The oceans not only harbour large predators such as sharks. Also in the realm of microorganisms, some species feed on other living things. Collar flagellates, called in the jargon Choanoflagellaten, belong to these unicellular robbers. They are widespread in the sea and eat bacteria and small algae. Choanoflagellates are considered to be the closest living unicellular animal relatives and may become multicellular. For this reason, they are intensively researched to understand how multicellular organisms - including humans - have emerged.
Under the direction of Professor Alexandra Z. Worden (GEOMAR / Monterey Bay Aquarium Research Institute, MBARI, USA), a team of scientists has now gained initial insights into the interaction of choanoflagellates and viruses. In a multi-year effort, the team succeeded in detecting the genome of a giant virus in the unicellular predators. The genome of the viruses had a size and a gene number comparable to the smaller bacteria.
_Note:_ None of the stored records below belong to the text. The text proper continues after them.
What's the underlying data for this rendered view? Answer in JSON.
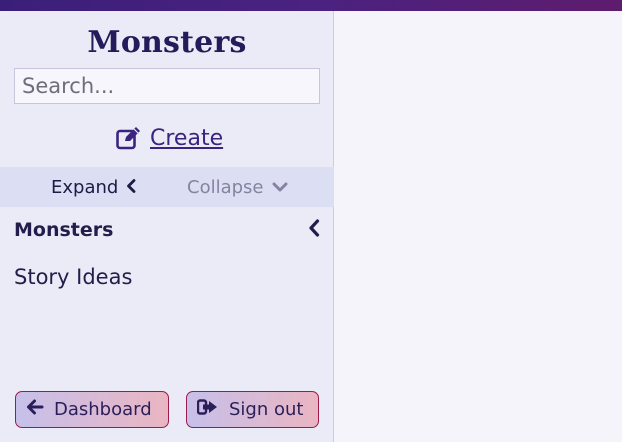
{
  "app": {
    "title": "Monsters"
  },
  "search": {
    "placeholder": "Search..."
  },
  "toolbar": {
    "create_label": "Create"
  },
  "tree_controls": {
    "expand_label": "Expand",
    "collapse_label": "Collapse"
  },
  "nav": {
    "items": [
      {
        "label": "Monsters",
        "active": true
      },
      {
        "label": "Story Ideas",
        "active": false
      }
    ]
  },
  "footer": {
    "dashboard_label": "Dashboard",
    "signout_label": "Sign out"
  },
  "colors": {
    "accent": "#3b2480",
    "topbar": "#4a2280",
    "sidebar_bg": "#eaebf6",
    "main_bg": "#f6f4fb",
    "button_border": "#9b1b4a"
  },
  "icons": {
    "create": "edit-icon",
    "expand": "chevron-left-icon",
    "collapse": "chevron-down-icon",
    "dashboard": "arrow-left-icon",
    "signout": "sign-out-icon"
  }
}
Even more surprising, however, were the many functions that the genome encodes. The study has now been published in the international journal Proceedings of the National Academy of Sciences USA.
For the study, the scientists used high-tech instruments at sea time and again to record all predatory protozoa in the water using a laser-based visualization system. Then they separated these cells individually from other microbes. "Each individual wild-type predator cell was subsequently sequenced. A sample from the Pacific Ocean was dominated by an uncultured species of choanoflagellate, "explains Professor Worden.
In these cells Dr. David Needham, first author of the study, the genome sequence of a giant virus. He was able to show that the virus encodes genes for microbial rhodopsin proteins and associated pigments. This composition of genes has never been proven in viruses. Other types of rhodopsin proteins are responsible for the perception of light as pigments in the eyes of many animals.
In parallel with genome studies, evolutionary biology, and the spread of the virus, teams at the University of Tokyo, the RIKEN Center for Biosystems Dynamics Research, and other Japanese institutions analyzed the crystal structure of the protein and showed that it functions as a light-driven proton pump.
"The work proves that the choanoflagellates, which otherwise feed predatorically on other organisms, also use sunlight as an energy source if they are infected with the virus," emphasizes Professor Worden. The researchers also expanded their knowledge of the distribution of these genes in giant viruses in the oceans - and showed that the rhodopsin proteins in eukaryotic cells probably have many specialized roles. Not yet clarified is the exact role of the virus in the host cell. "Is it for the energy transfer? Or a new light sensor that may promote motility or other behaviours?", Professor Worden sums up these important questions.